Ana Cristina Drummond é advogada dos moradores. Ela afirma que nenhum dos processos avançou na Justiça. A única batalha que os moradores conseguiram vencer foi a suspensão da proposta de construção de uma trincheira na região. Além dos danos materiais, ela afirma que os moradores até hoje estão abalados emocionalmente. “Eu consegui o apoio de uma psicóloga voluntária que acompanhou os moradores e fez um laudo sobre a saúde mental das pessoas. O relatório apontou que três moradores tentaram suicídio após o acidente e que vários tiveram o quadro emocional agravado por causa da queda” denuncia.
Corrupção
As obras na Pedro I para receber o sistema BRT de transporte começaram em 2011, com a remoção de famílias para ampliação da avenida. Desde essa época os moradores protestam contra o projeto.

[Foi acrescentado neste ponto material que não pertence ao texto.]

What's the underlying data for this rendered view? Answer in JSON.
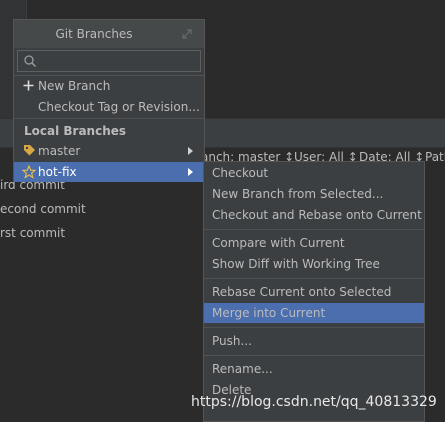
{
  "popup": {
    "title": "Git Branches",
    "search_placeholder": "",
    "actions": [
      {
        "label": "New Branch",
        "icon": "plus-icon"
      },
      {
        "label": "Checkout Tag or Revision..."
      }
    ],
    "section_local": "Local Branches",
    "branches": [
      {
        "label": "master",
        "icon": "tag-icon"
      },
      {
        "label": "hot-fix",
        "icon": "star-icon",
        "selected": true
      }
    ]
  },
  "submenu": {
    "items": [
      "Checkout",
      "New Branch from Selected...",
      "Checkout and Rebase onto Current",
      "Compare with Current",
      "Show Diff with Working Tree",
      "Rebase Current onto Selected",
      "Merge into Current",
      "Push...",
      "Rename...",
      "Delete"
    ],
    "selected_index": 6
  },
  "log_filters": [
    "anch: master ↕",
    "User: All ↕",
    "Date: All ↕",
    "Path"
  ],
  "commits": [
    "ird commit",
    "econd commit",
    "rst commit"
  ],
  "watermark": "https://blog.csdn.net/qq_40813329",
  "colors": {
    "selection": "#4b6eaf",
    "panel": "#3c3f41",
    "background": "#2b2b2b"
  }
}
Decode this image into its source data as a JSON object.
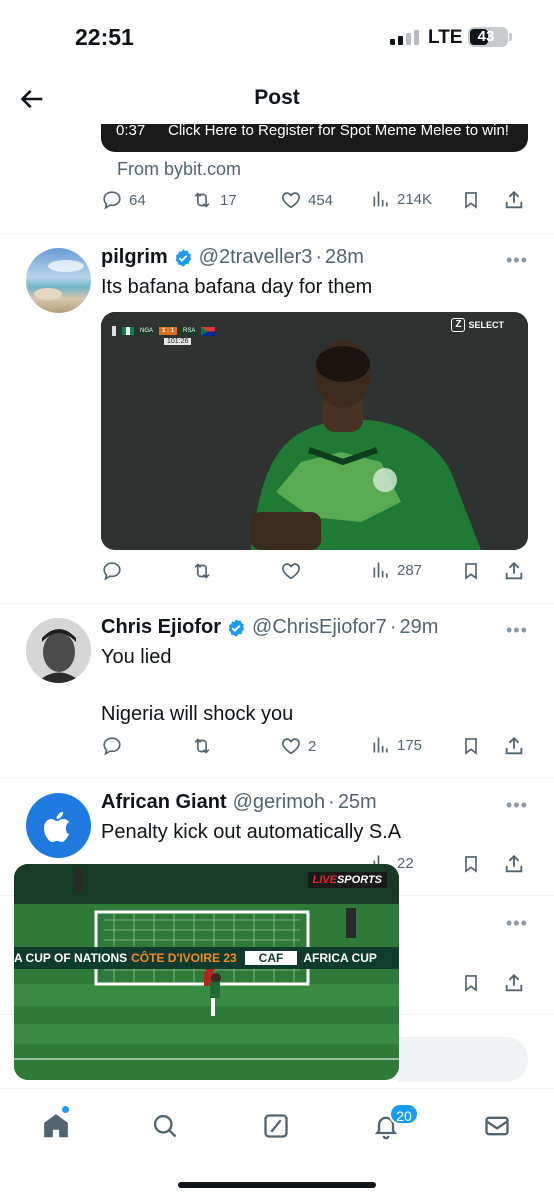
{
  "status_bar": {
    "time": "22:51",
    "network": "LTE",
    "battery": "43"
  },
  "header": {
    "title": "Post"
  },
  "ad": {
    "video_time": "0:37",
    "video_caption": "Click Here to Register for Spot Meme Melee to win!",
    "from": "From bybit.com",
    "stats": {
      "replies": "64",
      "reposts": "17",
      "likes": "454",
      "views": "214K"
    }
  },
  "tweets": [
    {
      "name": "pilgrim",
      "handle": "@2traveller3",
      "time": "28m",
      "text": "Its bafana bafana day for them",
      "media": {
        "home": "NGA",
        "score": "1 : 1",
        "away": "RSA",
        "clock": "101:26",
        "broadcaster": "SELECT",
        "broadcaster_sub": "LIVE"
      },
      "stats": {
        "views": "287"
      }
    },
    {
      "name": "Chris Ejiofor",
      "handle": "@ChrisEjiofor7",
      "time": "29m",
      "text_line1": "You lied",
      "text_line2": "Nigeria will shock you",
      "stats": {
        "likes": "2",
        "views": "175"
      }
    },
    {
      "name": "African Giant",
      "handle": "@gerimoh",
      "time": "25m",
      "text": "Penalty kick out automatically S.A",
      "stats": {
        "views": "22"
      }
    },
    {
      "stats": {
        "views": "18"
      }
    }
  ],
  "pip_video": {
    "banner_left": "A CUP OF NATIONS",
    "banner_orange": "CÔTE D'IVOIRE 23",
    "banner_mid": "CAF",
    "banner_right": "AFRICA CUP",
    "logo_live": "LIVE",
    "logo_sports": "SPORTS"
  },
  "tabbar": {
    "notifications_count": "20"
  },
  "colors": {
    "accent": "#1d9bf0",
    "text": "#0f1419",
    "muted": "#536471"
  }
}
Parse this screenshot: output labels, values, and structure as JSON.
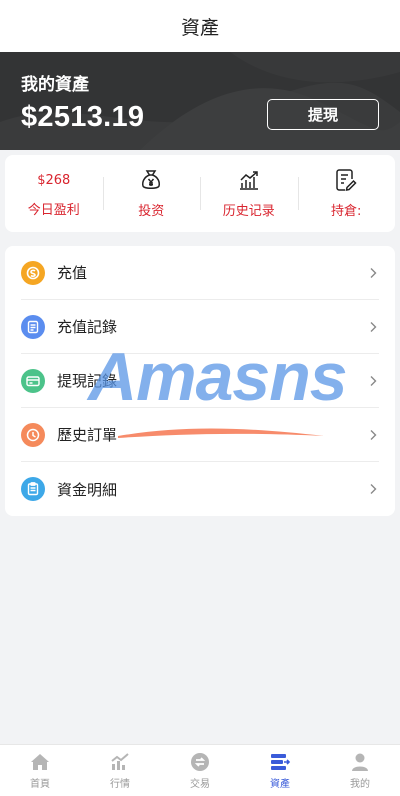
{
  "header": {
    "title": "資產"
  },
  "hero": {
    "label": "我的資產",
    "balance": "$2513.19",
    "withdraw_label": "提現"
  },
  "stats": [
    {
      "value": "$268",
      "label": "今日盈利",
      "icon": "none"
    },
    {
      "label": "投资",
      "icon": "money-bag-icon"
    },
    {
      "label": "历史记录",
      "icon": "bar-chart-icon"
    },
    {
      "label": "持倉:",
      "icon": "document-edit-icon"
    }
  ],
  "menu": [
    {
      "label": "充值",
      "icon": "coin-icon",
      "color": "#f5a623"
    },
    {
      "label": "充值記錄",
      "icon": "list-icon",
      "color": "#5b8def"
    },
    {
      "label": "提現記錄",
      "icon": "card-icon",
      "color": "#4cc38a"
    },
    {
      "label": "歷史訂單",
      "icon": "clock-icon",
      "color": "#f58a5b"
    },
    {
      "label": "資金明細",
      "icon": "clipboard-icon",
      "color": "#3da8e8"
    }
  ],
  "watermark": {
    "text": "Amasns"
  },
  "tabbar": [
    {
      "label": "首頁",
      "icon": "home-icon",
      "active": false
    },
    {
      "label": "行情",
      "icon": "trend-icon",
      "active": false
    },
    {
      "label": "交易",
      "icon": "exchange-icon",
      "active": false
    },
    {
      "label": "資產",
      "icon": "assets-icon",
      "active": true
    },
    {
      "label": "我的",
      "icon": "user-icon",
      "active": false
    }
  ],
  "colors": {
    "accent": "#3a5bd9",
    "hero_bg": "#333435",
    "stat_red": "#d9252f"
  }
}
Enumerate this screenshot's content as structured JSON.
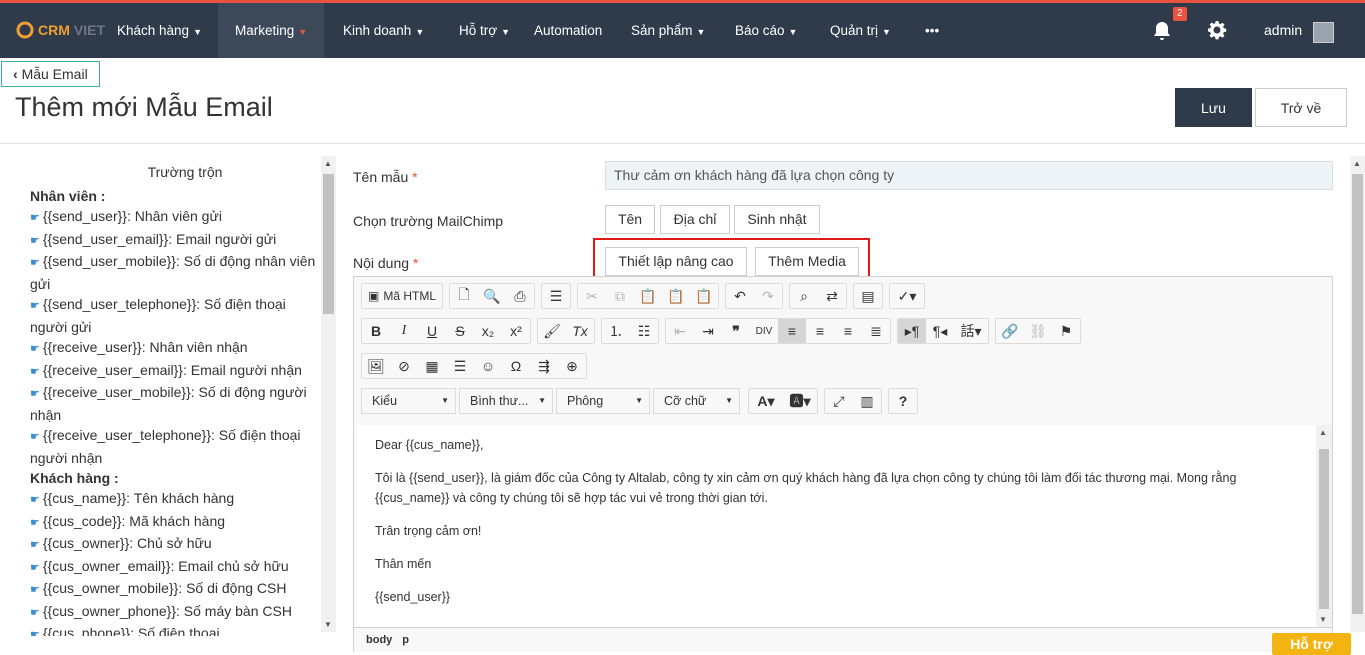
{
  "nav": {
    "logo_text_1": "CRM",
    "logo_text_2": "VIET",
    "items": [
      {
        "label": "Khách hàng"
      },
      {
        "label": "Marketing"
      },
      {
        "label": "Kinh doanh"
      },
      {
        "label": "Hỗ trợ"
      },
      {
        "label": "Automation"
      },
      {
        "label": "Sản phẩm"
      },
      {
        "label": "Báo cáo"
      },
      {
        "label": "Quản trị"
      },
      {
        "label": "•••"
      }
    ],
    "notification_count": "2",
    "user": "admin"
  },
  "header": {
    "back_label": "Mẫu Email",
    "title": "Thêm mới Mẫu Email",
    "save_label": "Lưu",
    "return_label": "Trở về"
  },
  "merge": {
    "title": "Trường trộn",
    "groups": [
      {
        "title": "Nhân viên :",
        "fields": [
          "{{send_user}}: Nhân viên gửi",
          "{{send_user_email}}: Email người gửi",
          "{{send_user_mobile}}: Số di động nhân viên gửi",
          "{{send_user_telephone}}: Số điện thoại người gửi",
          "{{receive_user}}: Nhân viên nhận",
          "{{receive_user_email}}: Email người nhận",
          "{{receive_user_mobile}}: Số di động người nhận",
          "{{receive_user_telephone}}: Số điện thoại người nhận"
        ]
      },
      {
        "title": "Khách hàng :",
        "fields": [
          "{{cus_name}}: Tên khách hàng",
          "{{cus_code}}: Mã khách hàng",
          "{{cus_owner}}: Chủ sở hữu",
          "{{cus_owner_email}}: Email chủ sở hữu",
          "{{cus_owner_mobile}}: Số di động CSH",
          "{{cus_owner_phone}}: Số máy bàn CSH",
          "{{cus_phone}}: Số điện thoại"
        ]
      }
    ]
  },
  "form": {
    "name_label": "Tên mẫu",
    "required_mark": "*",
    "name_value": "Thư cảm ơn khách hàng đã lựa chọn công ty",
    "mailchimp_label": "Chọn trường MailChimp",
    "mailchimp_buttons": [
      "Tên",
      "Địa chỉ",
      "Sinh nhật"
    ],
    "content_label": "Nội dung",
    "advanced_label": "Thiết lập nâng cao",
    "media_label": "Thêm Media"
  },
  "editor": {
    "source_label": "Mã HTML",
    "combos": [
      "Kiểu",
      "Bình thư...",
      "Phông",
      "Cỡ chữ"
    ],
    "paragraphs": [
      "Dear {{cus_name}},",
      "Tôi là {{send_user}}, là giám đốc của Công ty Altalab, công ty xin cảm ơn quý khách hàng đã lựa chọn công ty chúng tôi làm đối tác thương mại. Mong rằng {{cus_name}} và công ty chúng tôi sẽ hợp tác vui vẻ trong thời gian tới.",
      "Trân trọng cảm ơn!",
      "Thân mến",
      "{{send_user}}"
    ],
    "path": [
      "body",
      "p"
    ]
  },
  "help_label": "Hỗ trợ",
  "colors": {
    "topbar": "#2f3a4b",
    "accent": "#e8533f",
    "help": "#f3b411",
    "highlight": "#e0191b"
  }
}
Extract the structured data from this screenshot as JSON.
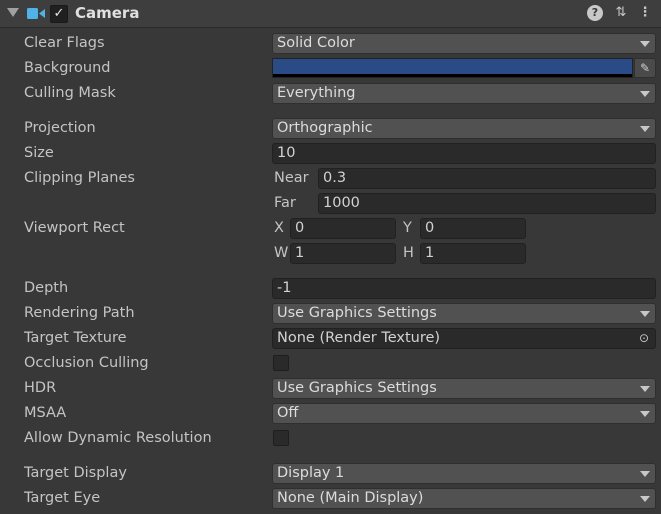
{
  "header": {
    "title": "Camera",
    "enabled": true,
    "check_glyph": "✓",
    "icons": [
      "camera-icon",
      "help-icon",
      "presets-icon",
      "more-icon"
    ],
    "help_glyph": "?",
    "presets_glyph": "⇅",
    "more_glyph": "⋮"
  },
  "properties": {
    "clear_flags": {
      "label": "Clear Flags",
      "value": "Solid Color"
    },
    "background": {
      "label": "Background",
      "color": "#2b4b86",
      "picker_glyph": "✎"
    },
    "culling_mask": {
      "label": "Culling Mask",
      "value": "Everything"
    },
    "projection": {
      "label": "Projection",
      "value": "Orthographic"
    },
    "size": {
      "label": "Size",
      "value": "10"
    },
    "clipping_planes": {
      "label": "Clipping Planes",
      "near_label": "Near",
      "near": "0.3",
      "far_label": "Far",
      "far": "1000"
    },
    "viewport_rect": {
      "label": "Viewport Rect",
      "x_label": "X",
      "x": "0",
      "y_label": "Y",
      "y": "0",
      "w_label": "W",
      "w": "1",
      "h_label": "H",
      "h": "1"
    },
    "depth": {
      "label": "Depth",
      "value": "-1"
    },
    "rendering_path": {
      "label": "Rendering Path",
      "value": "Use Graphics Settings"
    },
    "target_texture": {
      "label": "Target Texture",
      "value": "None (Render Texture)",
      "picker_glyph": "⊙"
    },
    "occlusion_culling": {
      "label": "Occlusion Culling",
      "checked": false
    },
    "hdr": {
      "label": "HDR",
      "value": "Use Graphics Settings"
    },
    "msaa": {
      "label": "MSAA",
      "value": "Off"
    },
    "allow_dynamic_resolution": {
      "label": "Allow Dynamic Resolution",
      "checked": false
    },
    "target_display": {
      "label": "Target Display",
      "value": "Display 1"
    },
    "target_eye": {
      "label": "Target Eye",
      "value": "None (Main Display)"
    }
  }
}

Em 2017, a Polícia Federal divulgou um inquérito que apontou superfaturamento e falhas nas planilhas orçamentárias das obras do sistema BRT, nas Avenidas Pedro I e Antônio Carlos. Segundo a PF, a estimativa é que 36 milhões de reais tenham sido desviados dos cofres públicos. Foram indiciadas pelos crimes de superfaturamento e peculato 17 pessoas, entre elas funcionários da SUDECAP, engenheiros da Cowan e da Consol e servidores da Caixa Econômica Federal.
Além do desvio dos recursos, a alça norte do viaduto que ficou de pé foi implodida dois meses após a queda do elevado, o que custou mais R$ 1 milhão.